Encryption Safe Harbor	Yes. Any entity that is the proprietor or custodian of a data bank for commercial use that includes personal information of citizens who reside in Puerto Rico must notify said citizens of any violation of the system's security when the data bank whose security has been violated contains all or part of the personal information file and the same is not protected by a cryptographic code but only by a password.
Risk of Harm Analysis	No.
Consumer Notice	Any entity that is the proprietor or custodian of a data bank for commercial use that includes personal information of citizens who reside in Puerto Rico must notify said citizens of any violation of the system's security when the data bank whose security has been violated contains all or part of the personal information file and the same is not protected by a cryptographic code but only by a password.

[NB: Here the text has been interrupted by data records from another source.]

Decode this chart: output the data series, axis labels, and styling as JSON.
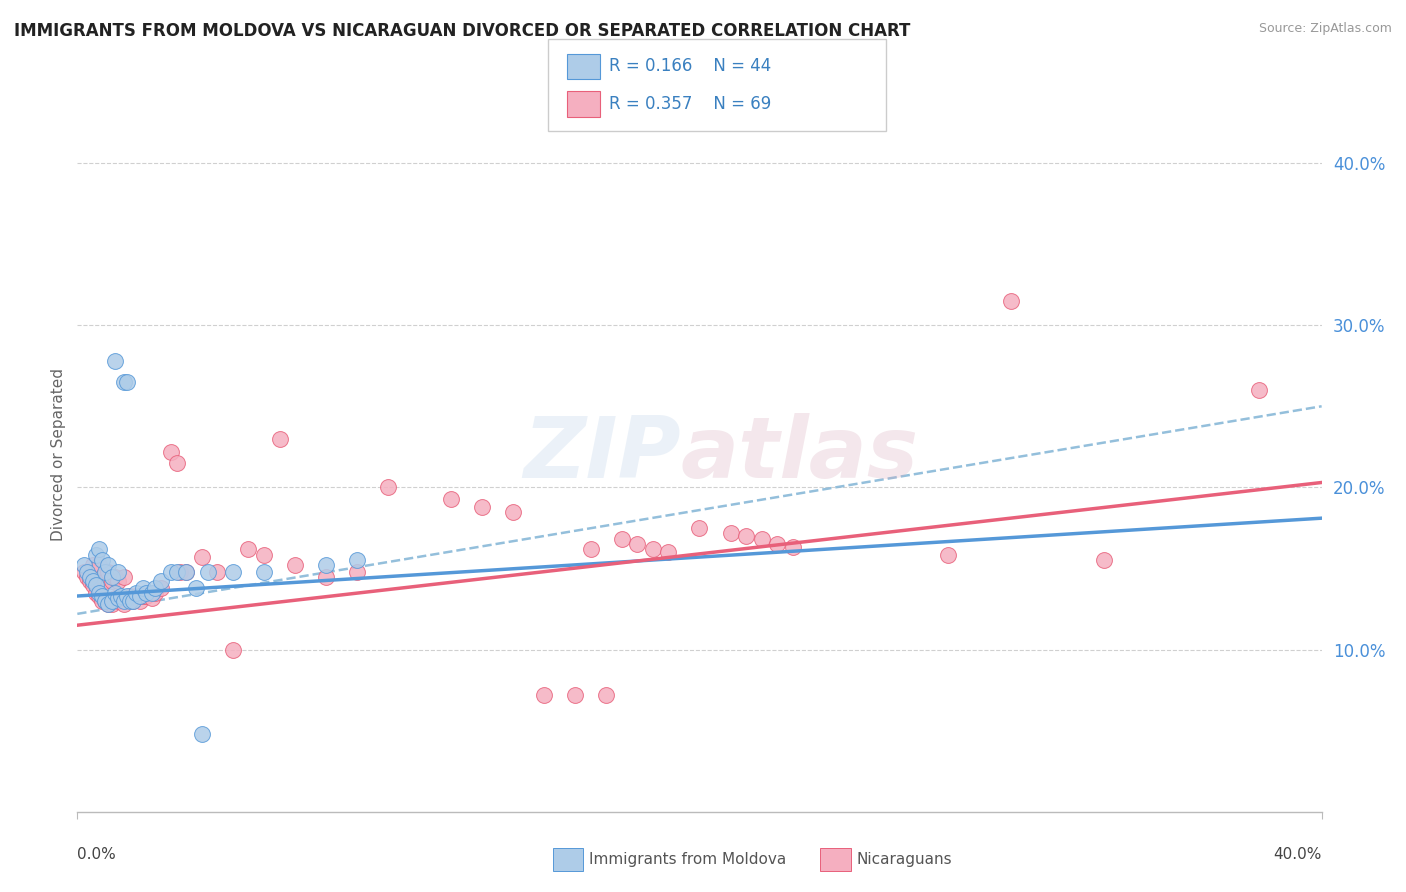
{
  "title": "IMMIGRANTS FROM MOLDOVA VS NICARAGUAN DIVORCED OR SEPARATED CORRELATION CHART",
  "source": "Source: ZipAtlas.com",
  "ylabel": "Divorced or Separated",
  "xlim": [
    0.0,
    0.4
  ],
  "ylim": [
    0.0,
    0.44
  ],
  "yticks": [
    0.1,
    0.2,
    0.3,
    0.4
  ],
  "ytick_labels": [
    "10.0%",
    "20.0%",
    "30.0%",
    "40.0%"
  ],
  "label1": "Immigrants from Moldova",
  "label2": "Nicaraguans",
  "color1": "#aecce8",
  "color2": "#f5afc0",
  "line_color1": "#5598d8",
  "line_color2": "#e8607a",
  "dashed_color": "#88b8d8",
  "blue_x": [
    0.002,
    0.003,
    0.004,
    0.005,
    0.006,
    0.006,
    0.007,
    0.007,
    0.008,
    0.008,
    0.009,
    0.009,
    0.01,
    0.01,
    0.011,
    0.011,
    0.012,
    0.012,
    0.013,
    0.013,
    0.014,
    0.015,
    0.015,
    0.016,
    0.016,
    0.017,
    0.018,
    0.019,
    0.02,
    0.021,
    0.022,
    0.024,
    0.025,
    0.027,
    0.03,
    0.032,
    0.035,
    0.038,
    0.04,
    0.042,
    0.05,
    0.06,
    0.08,
    0.09
  ],
  "blue_y": [
    0.152,
    0.148,
    0.145,
    0.142,
    0.14,
    0.158,
    0.135,
    0.162,
    0.133,
    0.155,
    0.13,
    0.148,
    0.128,
    0.152,
    0.13,
    0.145,
    0.135,
    0.278,
    0.132,
    0.148,
    0.133,
    0.13,
    0.265,
    0.133,
    0.265,
    0.13,
    0.13,
    0.135,
    0.133,
    0.138,
    0.135,
    0.135,
    0.138,
    0.142,
    0.148,
    0.148,
    0.148,
    0.138,
    0.048,
    0.148,
    0.148,
    0.148,
    0.152,
    0.155
  ],
  "pink_x": [
    0.002,
    0.003,
    0.004,
    0.005,
    0.005,
    0.006,
    0.006,
    0.007,
    0.007,
    0.008,
    0.008,
    0.009,
    0.009,
    0.01,
    0.01,
    0.011,
    0.011,
    0.012,
    0.012,
    0.013,
    0.013,
    0.014,
    0.015,
    0.015,
    0.016,
    0.017,
    0.018,
    0.019,
    0.02,
    0.021,
    0.022,
    0.024,
    0.025,
    0.027,
    0.03,
    0.032,
    0.033,
    0.035,
    0.04,
    0.045,
    0.05,
    0.055,
    0.06,
    0.065,
    0.07,
    0.08,
    0.09,
    0.1,
    0.12,
    0.13,
    0.14,
    0.15,
    0.16,
    0.165,
    0.17,
    0.175,
    0.18,
    0.185,
    0.19,
    0.2,
    0.21,
    0.215,
    0.22,
    0.225,
    0.23,
    0.28,
    0.3,
    0.33,
    0.38
  ],
  "pink_y": [
    0.148,
    0.145,
    0.142,
    0.14,
    0.152,
    0.135,
    0.148,
    0.133,
    0.152,
    0.13,
    0.145,
    0.13,
    0.142,
    0.128,
    0.148,
    0.128,
    0.142,
    0.132,
    0.145,
    0.13,
    0.142,
    0.132,
    0.128,
    0.145,
    0.132,
    0.133,
    0.13,
    0.133,
    0.13,
    0.133,
    0.133,
    0.132,
    0.135,
    0.138,
    0.222,
    0.215,
    0.148,
    0.148,
    0.157,
    0.148,
    0.1,
    0.162,
    0.158,
    0.23,
    0.152,
    0.145,
    0.148,
    0.2,
    0.193,
    0.188,
    0.185,
    0.072,
    0.072,
    0.162,
    0.072,
    0.168,
    0.165,
    0.162,
    0.16,
    0.175,
    0.172,
    0.17,
    0.168,
    0.165,
    0.163,
    0.158,
    0.315,
    0.155,
    0.26
  ],
  "reg_blue_slope": 0.12,
  "reg_blue_intercept": 0.133,
  "reg_pink_slope": 0.22,
  "reg_pink_intercept": 0.115,
  "dash_slope": 0.32,
  "dash_intercept": 0.122,
  "legend_r1": "R = 0.166",
  "legend_n1": "N = 44",
  "legend_r2": "R = 0.357",
  "legend_n2": "N = 69"
}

Government Agency Notice	Yes. Within a non-extendable term of ten (10) days after the violation of the system's security has been detected, the parties responsible shall inform the Department, which shall make a public announcement of the fact within twenty-four (24) hours after having received the information.
Credit Agency Notice	No.
Penalties	Yes, up to $5,000 for each violation. The Secretary may impose fines of five hundred dollars ($500) up to a maximum of five thousand dollars ($5,000) for each violation of the provisions of this chapter or its regulations.
Private Cause of Action	Yes. The fines provided in this section do not affect the rights of the consumers to initiate actions or claims for damages before a competent court.